When confronted with a familiar problem, the wise either resort to the sure solution or, remembering past follies, try to muster an imaginative and novel way out of their bind. Sadly the current government hasn’t displayed such dexterity in fashioning responses to our economic crisis, rather it responds to familiar problems with failed solutions, says JAMES BRYAN.
The haunting leitmotif of Tory economics can be heard in current consultations on reforming the laws regarding unfair dismissal. It is being mooted that the time served in a post by a worker for which he or she can ‘qualify’ for protection against unfairly dismissal should be raised from the current one year to two years. Little needs to be said by way of justification, the notion coming via the tedious cliché that exhorts the efficient and competitive – two impressive and cold adjectives that have long been euphemisms for conservative ideology.
It is argued that the extension of the ‘qualifying period’ is needed because our employment tribunals are creaking under the weight of constant claims. According to the BBC it costs employers an average of £4000 to defend themselves. It might be thought that the business community, as one of Britain’s vulnerable minorities, would do well not to answer cases that are cheap shots at easy money by feckless former employees.
However, this would require a suspension of disbelief considering the obvious expense and trouble such a claim means to a person who is unlikely to be successful in the first place. Instead, one can’t help but wonder what figure might stand for those unfairly dismissed who have neither the means nor the know-how to seek restitution.
So that this economic deterrence theory is a little more convincing, the business secretary Vince Cable has recommended that each litigant should be charged a £500 deposit to have their case heard. Such a measure will not deter the unjust claimant, but will put off all but the most handsomely salaried workers. The infusion of personal financial means as a criteria will go a long way towards building a two-tier system of workers’ rights where the lowest paid and, therefore, most vulnerable, will be most at risk from their employer’s caprice.

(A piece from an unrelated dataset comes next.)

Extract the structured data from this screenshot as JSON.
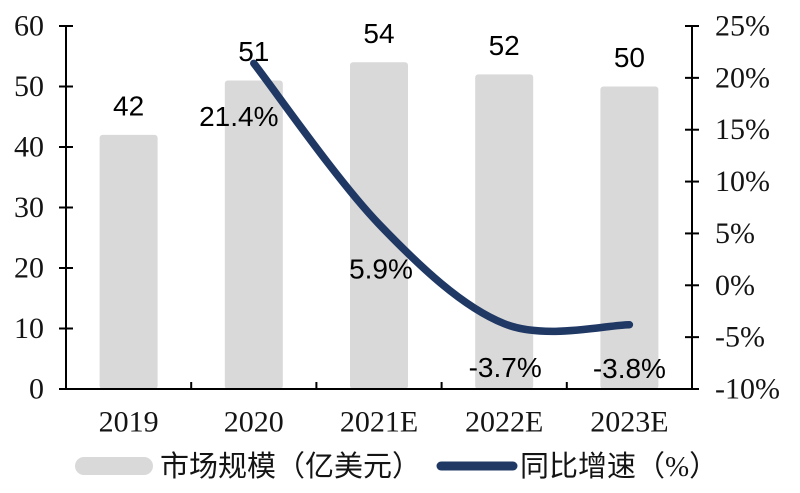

It’s true there has been a striking increase in the number of cases over the last year, rising by 56 per cent compared to 2009. However, as the TUC pointed out, most of this is due to large groups of workers engaged in equal pay disputes. Far from suggesting a mass rinsing of business, the increase clearly correlates with the rapid glut of redundancies that came with the financial crisis and the spike in claims that inevitably followed.
The ominous economic news of late has sent the government rushing to scribble down a narrative of reform to fill the howling vacuum created by their cuts. But in the predictable plan for private sector growth they demonstrate the same Tory orthodoxy seen in the budget cuts: reduce public spending and make it easier for the private sector to reduce theirs. Both strategies are as similar in their application as they are in their forbidding result.
Now that the frost of long-term recession looks set to linger and be compacted by the public sector cuts, the government is hastily weaving a story of economic activism.